Entsprechend dem Ausblick für die Bauwirtschaft erwarten wir einen leichten Rückgang des Absatzes und des Umsatzes.

Da die Einmaleffekte aus den Steuernachzahlungen des Jahres 2023 im Jahr 2024 wegfallen und wir mit einer weiteren Verbesserung unserer Margen rechnen, erwarten ein positives Jahresergebnis, das leicht über dem Niveau des Geschäftsjahres 2022 liegen wird.

IV. Chancen- und Risikobericht

Wesentliche Risiken

Es bestehen folgende wesentliche Risiken für unsere Gesellschaft:

Die allgemeine schwache Wirtschaftsentwicklung sowie der Rückgang der Bauindustrie stellen im Jahr 2024 ein Risiko für die wirtschaftliche Entwicklung unserer Gesellschaft dar.

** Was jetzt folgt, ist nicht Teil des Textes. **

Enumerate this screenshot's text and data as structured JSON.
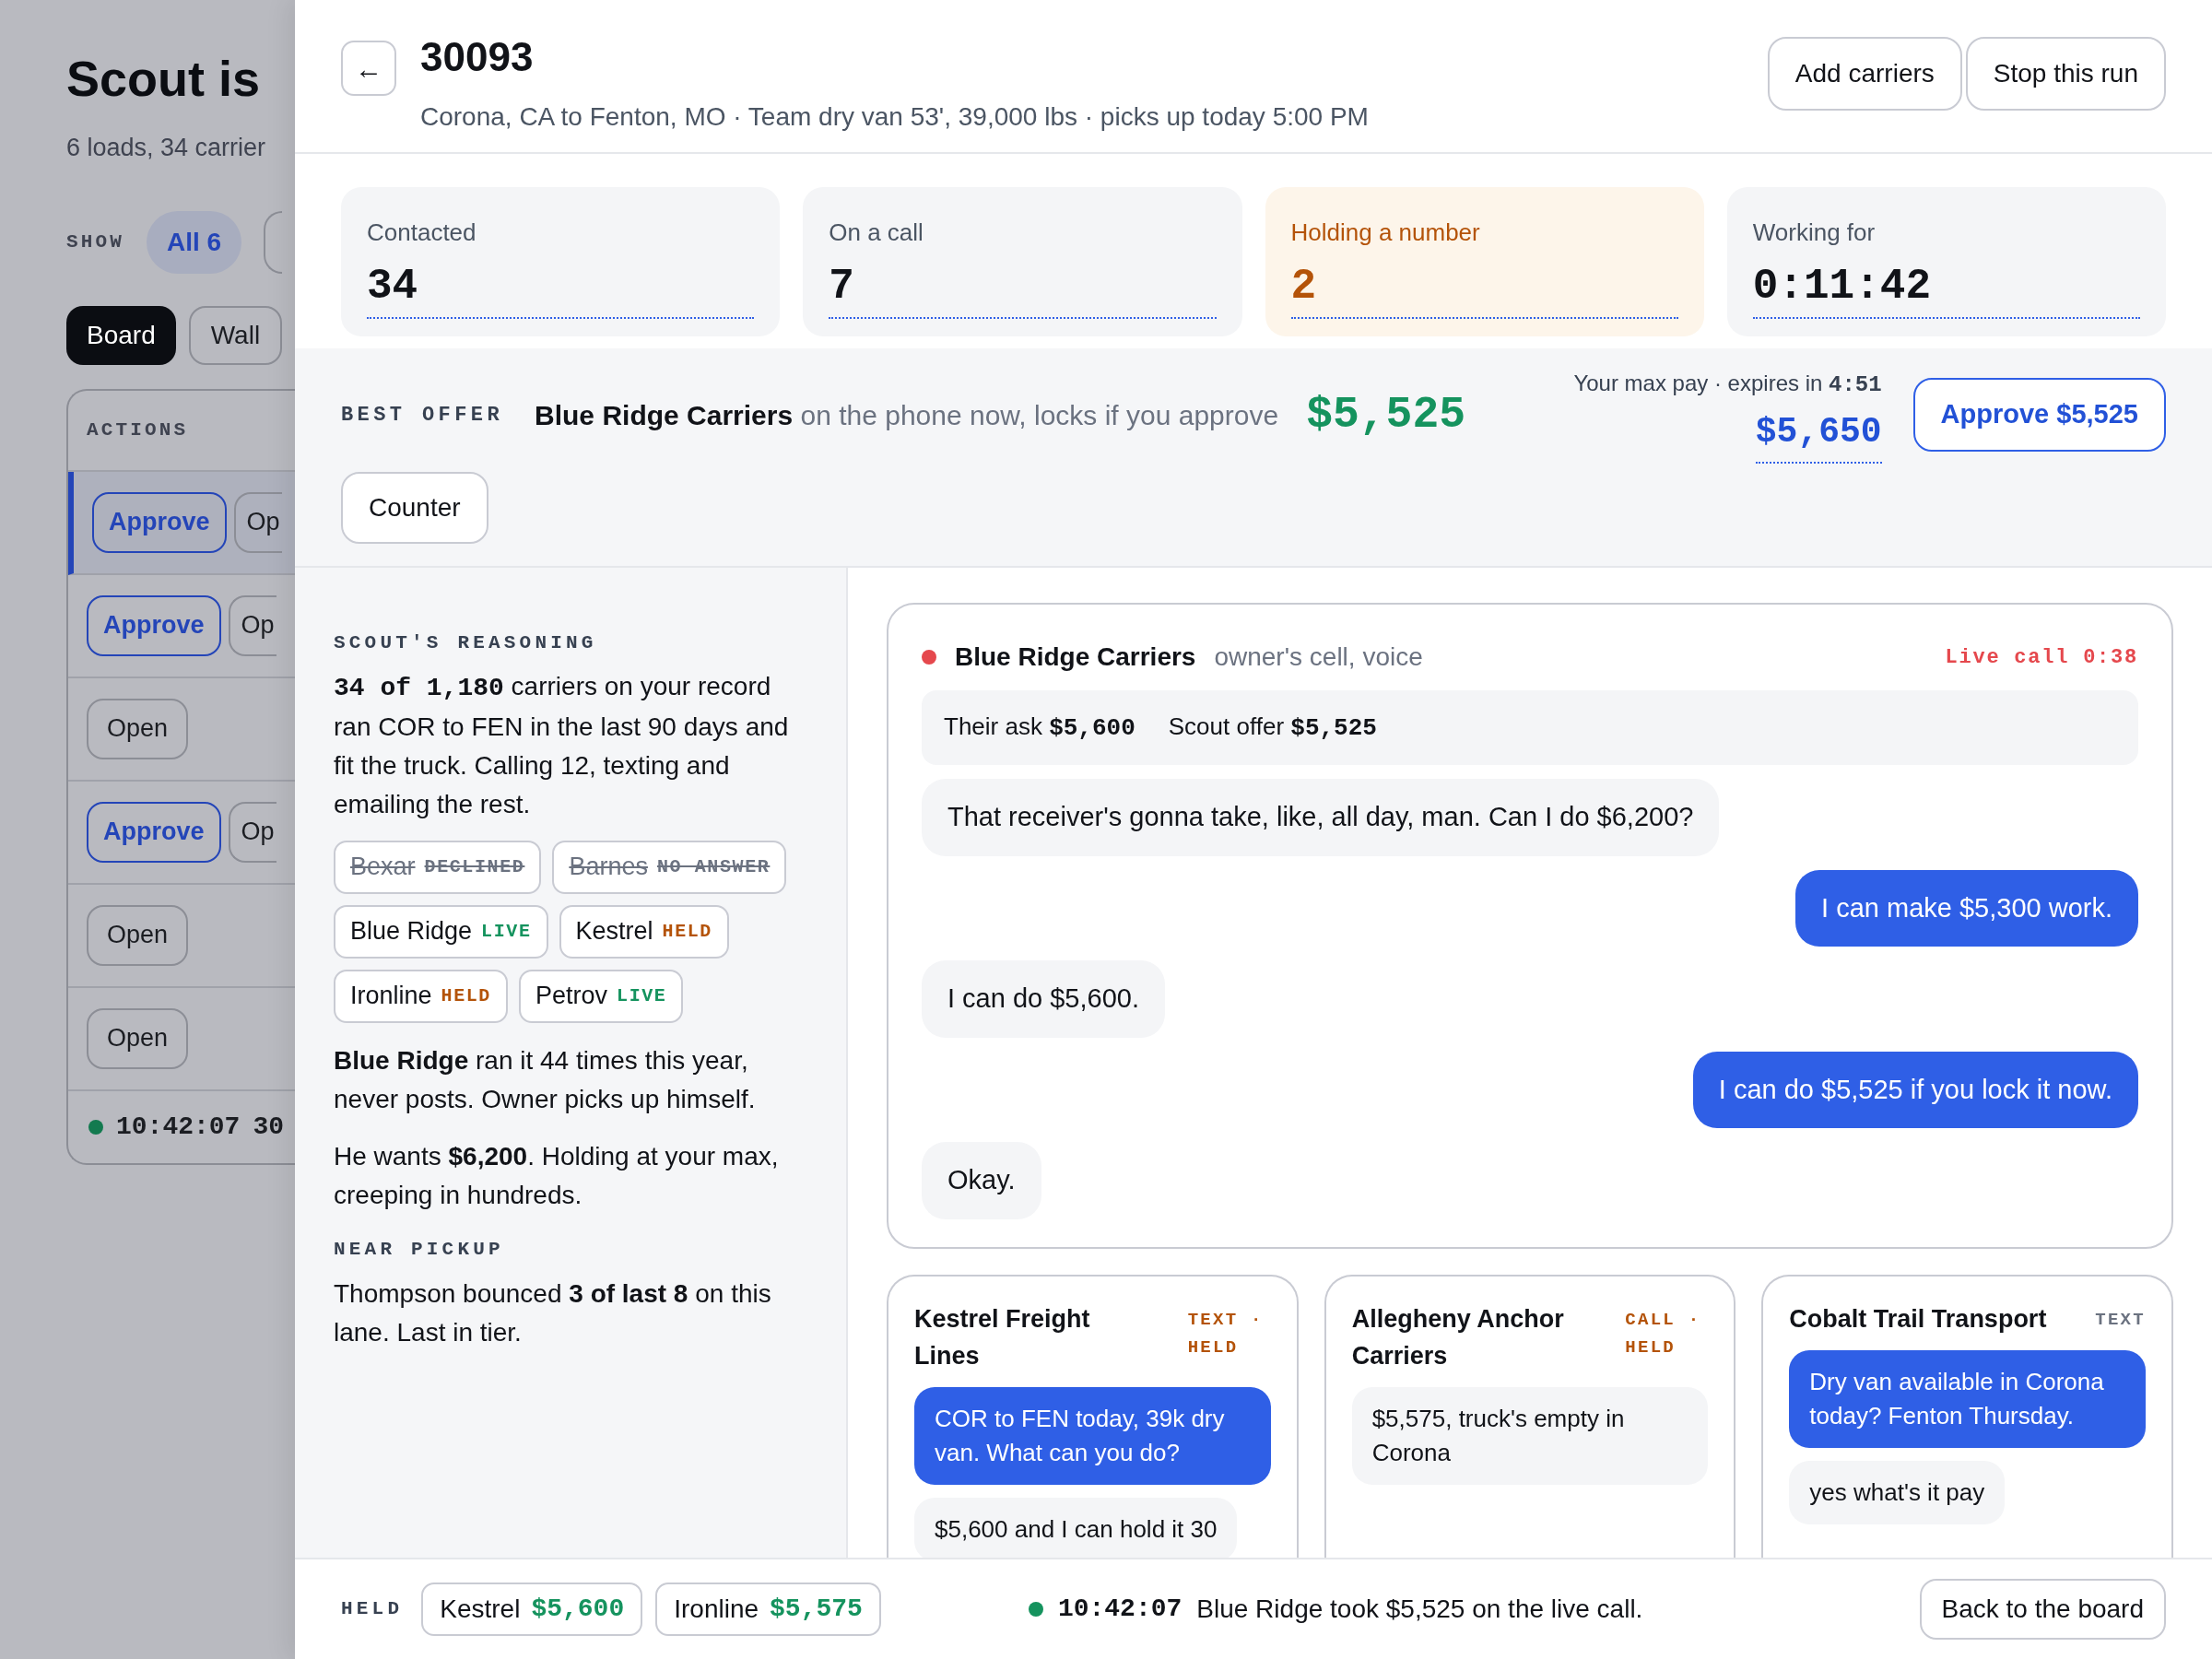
{
  "background": {
    "title": "Scout is",
    "subtitle": "6 loads, 34 carrier",
    "show_label": "SHOW",
    "filters": [
      {
        "label": "All 6",
        "selected": true
      }
    ],
    "views": [
      {
        "label": "Board",
        "selected": true
      },
      {
        "label": "Wall",
        "selected": false
      }
    ],
    "actions_heading": "ACTIONS",
    "rows": [
      {
        "selected": true,
        "buttons": [
          {
            "kind": "approve",
            "label": "Approve"
          },
          {
            "kind": "open",
            "label": "Op"
          }
        ]
      },
      {
        "selected": false,
        "buttons": [
          {
            "kind": "approve",
            "label": "Approve"
          },
          {
            "kind": "open",
            "label": "Op"
          }
        ]
      },
      {
        "selected": false,
        "buttons": [
          {
            "kind": "open",
            "label": "Open"
          }
        ]
      },
      {
        "selected": false,
        "buttons": [
          {
            "kind": "approve",
            "label": "Approve"
          },
          {
            "kind": "open",
            "label": "Op"
          }
        ]
      },
      {
        "selected": false,
        "buttons": [
          {
            "kind": "open",
            "label": "Open"
          }
        ]
      },
      {
        "selected": false,
        "buttons": [
          {
            "kind": "open",
            "label": "Open"
          }
        ]
      }
    ],
    "log": {
      "time": "10:42:07",
      "text": "30"
    }
  },
  "load": {
    "back": "←",
    "id": "30093",
    "route": "Corona, CA to Fenton, MO · Team dry van 53', 39,000 lbs · picks up today 5:00 PM",
    "buttons": [
      "Add carriers",
      "Stop this run"
    ]
  },
  "stats": [
    {
      "label": "Contacted",
      "value": "34",
      "highlight": false
    },
    {
      "label": "On a call",
      "value": "7",
      "highlight": false
    },
    {
      "label": "Holding a number",
      "value": "2",
      "highlight": true
    },
    {
      "label": "Working for",
      "value": "0:11:42",
      "highlight": false
    }
  ],
  "best_offer": {
    "label": "BEST OFFER",
    "carrier": "Blue Ridge Carriers",
    "note": "on the phone now, locks if you approve",
    "amount": "$5,525",
    "max_label": "Your max pay · expires in",
    "expires": "4:51",
    "max_pay": "$5,650",
    "approve": "Approve $5,525",
    "counter": "Counter"
  },
  "reasoning": {
    "heading": "SCOUT'S REASONING",
    "lead": "34 of 1,180",
    "text": " carriers on your record ran COR to FEN in the last 90 days and fit the truck. Calling 12, texting and emailing the rest.",
    "carriers": [
      {
        "name": "Bexar",
        "kind": "declined",
        "label": "DECLINED"
      },
      {
        "name": "Barnes",
        "kind": "declined",
        "label": "NO ANSWER"
      },
      {
        "name": "Blue Ridge",
        "kind": "live",
        "label": "LIVE"
      },
      {
        "name": "Kestrel",
        "kind": "held",
        "label": "HELD"
      },
      {
        "name": "Ironline",
        "kind": "held",
        "label": "HELD"
      },
      {
        "name": "Petrov",
        "kind": "live",
        "label": "LIVE"
      }
    ],
    "notes": [
      "**Blue Ridge** ran it 44 times this year, never posts. Owner picks up himself.",
      "He wants **$6,200**. Holding at your max, creeping in hundreds."
    ],
    "near_heading": "NEAR PICKUP",
    "near_text": "Thompson bounced **3 of last 8** on this lane. Last in tier."
  },
  "live_call": {
    "carrier": "Blue Ridge Carriers",
    "channel": "owner's cell, voice",
    "status": "Live call 0:38",
    "ask_label": "Their ask",
    "ask": "$5,600",
    "offer_label": "Scout offer",
    "offer": "$5,525",
    "messages": [
      {
        "kind": "received",
        "text": "That receiver's gonna take, like, all day, man. Can I do $6,200?"
      },
      {
        "kind": "sent",
        "text": "I can make $5,300 work."
      },
      {
        "kind": "received",
        "text": "I can do $5,600."
      },
      {
        "kind": "sent",
        "text": "I can do $5,525 if you lock it now."
      },
      {
        "kind": "received",
        "text": "Okay."
      }
    ]
  },
  "threads": [
    {
      "carrier": "Kestrel Freight Lines",
      "tag": "TEXT · HELD",
      "held": true,
      "messages": [
        {
          "kind": "sent",
          "text": "COR to FEN today, 39k dry van. What can you do?"
        },
        {
          "kind": "received",
          "text": "$5,600 and I can hold it 30"
        }
      ]
    },
    {
      "carrier": "Allegheny Anchor Carriers",
      "tag": "CALL · HELD",
      "held": true,
      "messages": [
        {
          "kind": "received",
          "text": "$5,575, truck's empty in Corona"
        }
      ]
    },
    {
      "carrier": "Cobalt Trail Transport",
      "tag": "TEXT",
      "held": false,
      "messages": [
        {
          "kind": "sent",
          "text": "Dry van available in Corona today? Fenton Thursday."
        },
        {
          "kind": "received",
          "text": "yes what's it pay"
        }
      ]
    }
  ],
  "footer": {
    "held_label": "HELD",
    "held": [
      {
        "name": "Kestrel",
        "amount": "$5,600"
      },
      {
        "name": "Ironline",
        "amount": "$5,575"
      }
    ],
    "time": "10:42:07",
    "event": "Blue Ridge took $5,525 on the live call.",
    "back": "Back to the board"
  }
}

Eine weitere Verschärfung des Kriegs in der Ukraine und des Nahost-Konfliktes sowie steigende Zinsen können maßgeblich die Wirtschaftsentwicklung in 2024 negativ beeinflussen.

Die Auswirkungen dieses Krieges und der damit verbundenen Sanktionen auf die internationalen Lieferketten und die weltweite Wirtschaftsentwicklung können zu unerwarteten Engpässen führen. Der Geschäftsverlauf für das Jahr 2024 lässt sich weiterhin nur sehr schwer abschätzen. Weitere Auswirkungen mit Einfluss auf die Vermögens-, Finanz- und Ertragslage sehen wir derzeit nicht. Augenblicklich passen wir unsere Planungen und Maßnahmen regelmäßig der jeweiligen, volatilen Entwicklung an.

Bei der Versorgung mit Rohstoffen und Investitionsgütern sind unsere konzerninternen Lieferanten auf Fremdanbieter angewiesen. Diese Einbeziehung Dritter reduziert unsere Einflussmöglichkeiten auf Produktivität, Qualitätssicherung, Liefertermine und Kosten. Ein potenzielles Risiko für die Ergebnisse ist das schwankende Preisniveau auf den Energie- und Rohstoffmärkten einschließlich der Verfügbarkeit von Rohstoffen. Diesen Risiken begegnet der Konzern durch intensive Marktbeobachtung, konzernweite Beschaffung sowie langfristige Lieferverträge und Überwachung der gesamten Lieferkette.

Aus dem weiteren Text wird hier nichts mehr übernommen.